Concern about the risks of benzodiazepines for older adults has grown in recent years. The developers of the featured guidelines hope to inspire prescribers, health care team members, and older people and their families to support alternatives to these medications. To this end:
• Older adults should be involved in a shared decision-making process about the prescribing and deprescribing of benzodiazepines.
• Older people should be able to access non-pharmacological therapies such as cognitive-behavioural therapy and cognitive-behavioural therapy for insomnia (known as CBTi), in order to prevent the inappropriate use of benzodiazepines and to aid those who are experiencing symptoms of a substance use disorder.
• Hospitals, other health care facilities, community-based agencies, and their quality improvement teams should routinely explore the impact of care transitions on prescribing patterns.

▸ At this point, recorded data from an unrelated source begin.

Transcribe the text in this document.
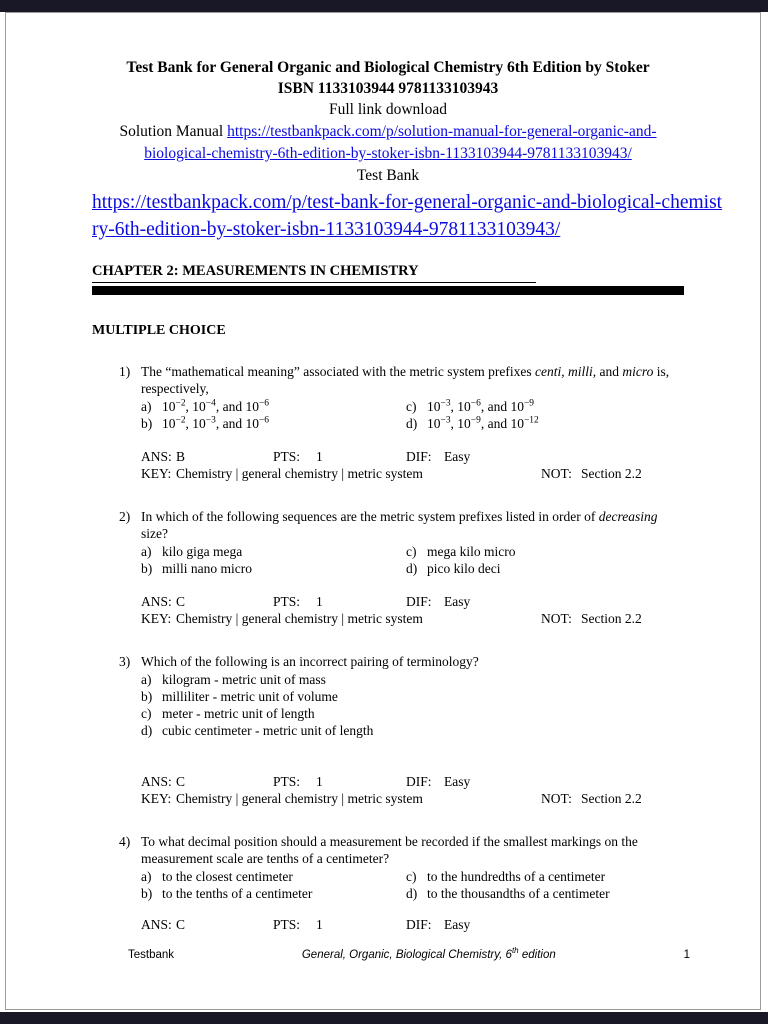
Test Bank for General Organic and Biological Chemistry 6th Edition by Stoker
ISBN 1133103944 9781133103943
Full link download
Solution Manual https://testbankpack.com/p/solution-manual-for-general-organic-and-biological-chemistry-6th-edition-by-stoker-isbn-1133103944-9781133103943/
Test Bank
https://testbankpack.com/p/test-bank-for-general-organic-and-biological-chemistry-6th-edition-by-stoker-isbn-1133103944-9781133103943/
CHAPTER 2: MEASUREMENTS IN CHEMISTRY
MULTIPLE CHOICE
1) The “mathematical meaning” associated with the metric system prefixes centi, milli, and micro is, respectively,
a) $10^{-2}$, $10^{-4}$, and $10^{-6}$	c) $10^{-3}$, $10^{-6}$, and $10^{-9}$
b) $10^{-2}$, $10^{-3}$, and $10^{-6}$	d) $10^{-3}$, $10^{-9}$, and $10^{-12}$
ANS: B	PTS:	1	DIF: Easy
KEY: Chemistry | general chemistry | metric system	NOT: Section 2.2
2) In which of the following sequences are the metric system prefixes listed in order of decreasing size?
a) kilo giga mega	c) mega kilo micro
b) milli nano micro	d) pico kilo deci
ANS: C	PTS:	1	DIF: Easy
KEY: Chemistry | general chemistry | metric system	NOT: Section 2.2
3) Which of the following is an incorrect pairing of terminology?
a) kilogram - metric unit of mass
b) milliliter - metric unit of volume
c) meter - metric unit of length
d) cubic centimeter - metric unit of length
ANS: C	PTS:	1	DIF: Easy
KEY: Chemistry | general chemistry | metric system	NOT: Section 2.2
4) To what decimal position should a measurement be recorded if the smallest markings on the measurement scale are tenths of a centimeter?
a) to the closest centimeter	c) to the hundredths of a centimeter
b) to the tenths of a centimeter	d) to the thousandths of a centimeter
ANS: C	PTS:	1	DIF: Easy
Testbank	General, Organic, Biological Chemistry, 6th edition	1
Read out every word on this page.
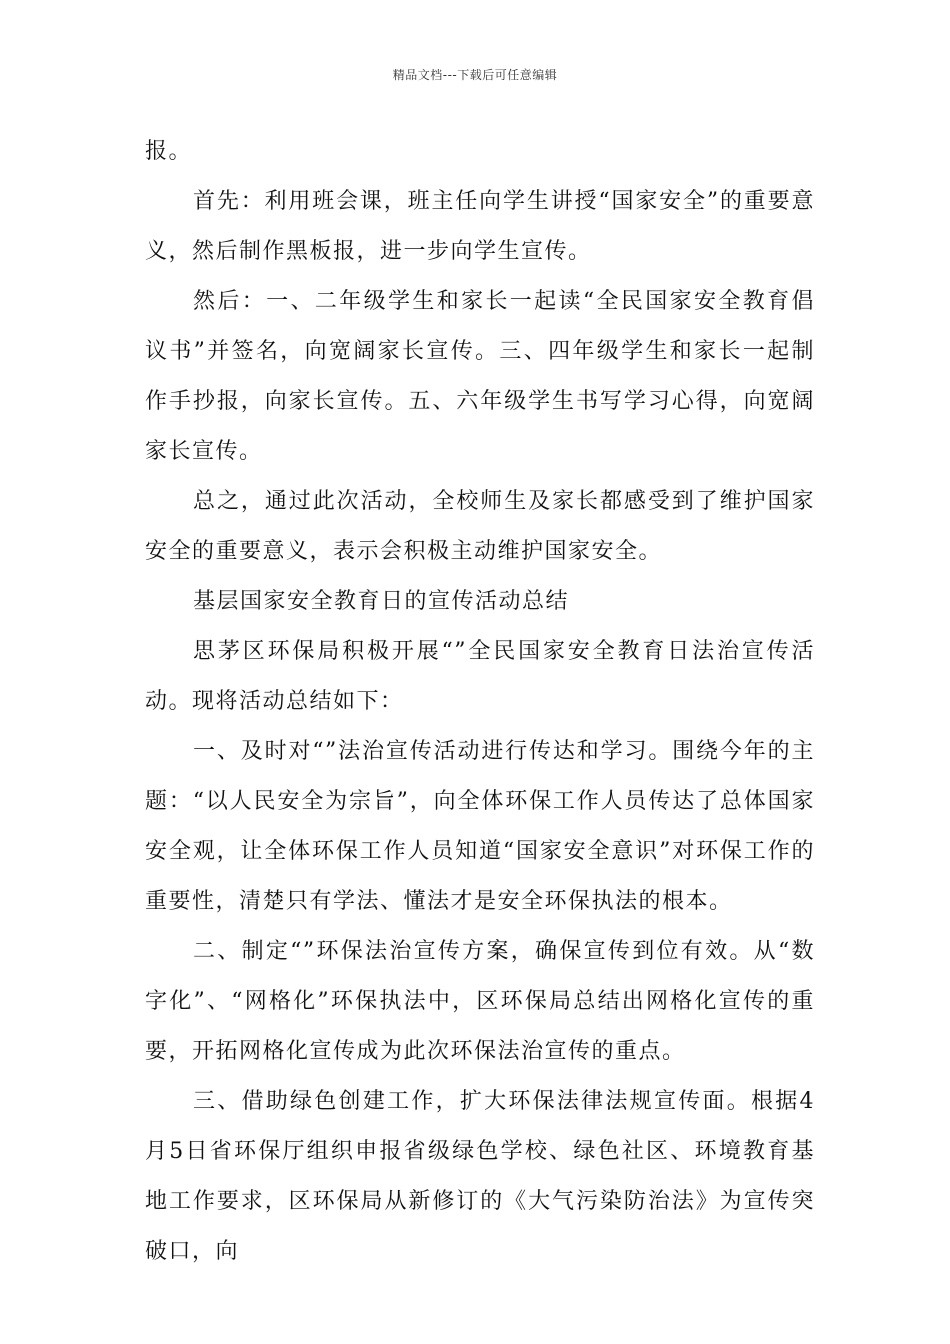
精品文档---下载后可任意编辑

报。

首先：利用班会课，班主任向学生讲授“国家安全”的重要意义，然后制作黑板报，进一步向学生宣传。

然后：一、二年级学生和家长一起读“全民国家安全教育倡议书”并签名，向宽阔家长宣传。三、四年级学生和家长一起制作手抄报，向家长宣传。五、六年级学生书写学习心得，向宽阔家长宣传。

总之，通过此次活动，全校师生及家长都感受到了维护国家安全的重要意义，表示会积极主动维护国家安全。

基层国家安全教育日的宣传活动总结

思茅区环保局积极开展“”全民国家安全教育日法治宣传活动。现将活动总结如下：

一、及时对“”法治宣传活动进行传达和学习。围绕今年的主题：“以人民安全为宗旨”，向全体环保工作人员传达了总体国家安全观，让全体环保工作人员知道“国家安全意识”对环保工作的重要性，清楚只有学法、懂法才是安全环保执法的根本。

二、制定“”环保法治宣传方案，确保宣传到位有效。从“数字化”、“网格化”环保执法中，区环保局总结出网格化宣传的重要，开拓网格化宣传成为此次环保法治宣传的重点。

三、借助绿色创建工作，扩大环保法律法规宣传面。根据4月5日省环保厅组织申报省级绿色学校、绿色社区、环境教育基地工作要求，区环保局从新修订的《大气污染防治法》为宣传突破口，向
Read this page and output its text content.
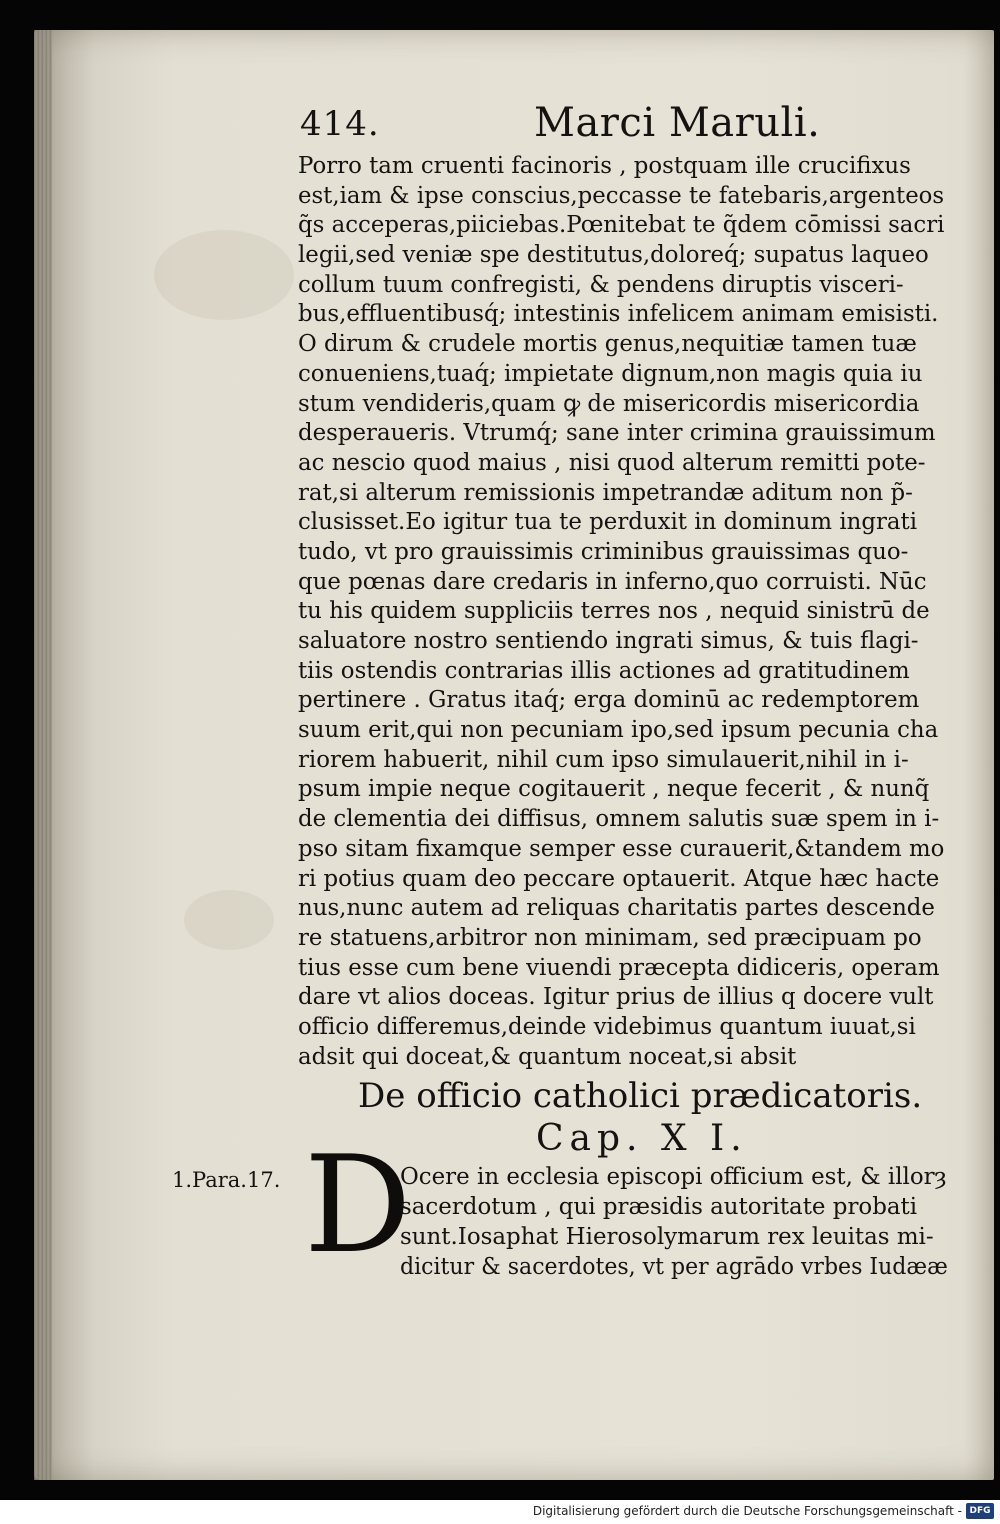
414.	Marci Maruli.
Porro tam cruenti facinoris , postquam ille crucifixus
est,iam & ipse conscius,peccasse te fatebaris,argenteos
q̃s acceperas,piiciebas.Pœnitebat te q̃dem cōmissi sacri
legii,sed veniæ spe destitutus,doloreq́; supatus laqueo
collum tuum confregisti, & pendens diruptis visceri-
bus,effluentibusq́; intestinis infelicem animam emisisti.
O dirum & crudele mortis genus,nequitiæ tamen tuæ
conueniens,tuaq́; impietate dignum,non magis quia iu
stum vendideris,quam ꝙ de misericordis misericordia
desperaueris. Vtrumq́; sane inter crimina grauissimum
ac nescio quod maius , nisi quod alterum remitti pote-
rat,si alterum remissionis impetrandæ aditum non p̃-
clusisset.Eo igitur tua te perduxit in dominum ingrati
tudo, vt pro grauissimis criminibus grauissimas quo-
que pœnas dare credaris in inferno,quo corruisti. Nūc
tu his quidem suppliciis terres nos , nequid sinistrū de
saluatore nostro sentiendo ingrati simus, & tuis flagi-
tiis ostendis contrarias illis actiones ad gratitudinem
pertinere . Gratus itaq́; erga dominū ac redemptorem
suum erit,qui non pecuniam ipo,sed ipsum pecunia cha
riorem habuerit, nihil cum ipso simulauerit,nihil in i-
psum impie neque cogitauerit , neque fecerit , & nunq̃
de clementia dei diffisus, omnem salutis suæ spem in i-
pso sitam fixamque semper esse curauerit,&tandem mo
ri potius quam deo peccare optauerit. Atque hæc hacte
nus,nunc autem ad reliquas charitatis partes descende
re statuens,arbitror non minimam, sed præcipuam po
tius esse cum bene viuendi præcepta didiceris, operam
dare vt alios doceas. Igitur prius de illius q docere vult
officio differemus,deinde videbimus quantum iuuat,si
adsit qui doceat,& quantum noceat,si absit
De officio catholici prædicatoris.
Cap. X I.
1.Para.17. D
Ocere in ecclesia episcopi officium est, & illorȝ
sacerdotum , qui præsidis autoritate probati
sunt.Iosaphat Hierosolymarum rex leuitas mi-
dicitur & sacerdotes, vt per agrādo vrbes Iudææ
Digitalisierung gefördert durch die Deutsche Forschungsgemeinschaft - DFG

Findings logo commentary Insightful comparison adding value to the commentary on alcohol from the Canadian Coalition for Seniors’ Mental Health, the featured guideline on benzodiazepines contained considerably more recommendations based on expert consensus, rather than evidence that they constitute the best clinical practice. This highlighted the lack of evidence in certain areas, and the importance of guidance such as this for exposing gaps in knowledge and raising awareness of benzodiazepine use disorders among older people.

For their 2007–2008 “Inquiry into physical dependence and addiction to prescription and over-the-counter medication”, the All-Party Parliamentary Drugs Misuse Group received evidence from across the healthcare, pharmaceutical and drug treatment sectors as well as from support groups and people with experience of substance use problems and substance dependence. More than half of the evidence related to concerns about benzodiazepines and other classes of tranquillisers. On the topic of benzodiazepines, the report set out two problems: the first related to people prescribed benzodiazepines; and the second referred to people (mis)using the drugs outside of a medical context, often with other illicit drugs. The scale of benzodiazepine dependence was thought to be very high, affecting an estimated 1.5 million people in the UK.

According to a 2017 study, which extrapolated the findings of a sample of patients in GP surgeries to the entire patient population in England, more than a quarter of a million people (296,929) may have been taking prescription benzodiazepines for longer than the recommended time (more than four weeks). Of these, as many as 119,165 patients could be willing to accept support for withdrawal. Using national prescribing data in Scotland to examine the problem for adults over the age of 65 in 2011, a study found that benzodiazepines and benzodiazepine-like drugs were commonly prescribed for older people, with care home residents approximately three times more likely to be prescribed them than non-care home residents (free version available at time of publication). A report on patients receiving specialist treatment for substance use problems in England during the financial year 2016/17 (other than those treated in prisons), revealed that 7% had a known problem with benzodiazepines, and the rate was slightly higher at 11% when looking at patients with opioid use problems.

Whether prescribed by clinicians or accessed by people on the illicit market, their sedative effect means that benzodiazepines can be particularly dangerous when consumed along with opioids – increasing the risk of a fatal overdose (1 2). Therefore, while the focus of the featured guideline was on addressing the inappropriate prescribing of benzodiazepines and substance use disorders stemming from the misuse of benzodiazepines, the broader significance is that this work adds another string to the bow of overdose prevention.

Last published in 2017, there is no more important document for UK clinicians involved in treating problem substance use than the so-called ‘orange guidelines’, which includes a section on how to treat older people. From page 119 the guidelines discuss the pharmacological management of dependence on benzodiazepines.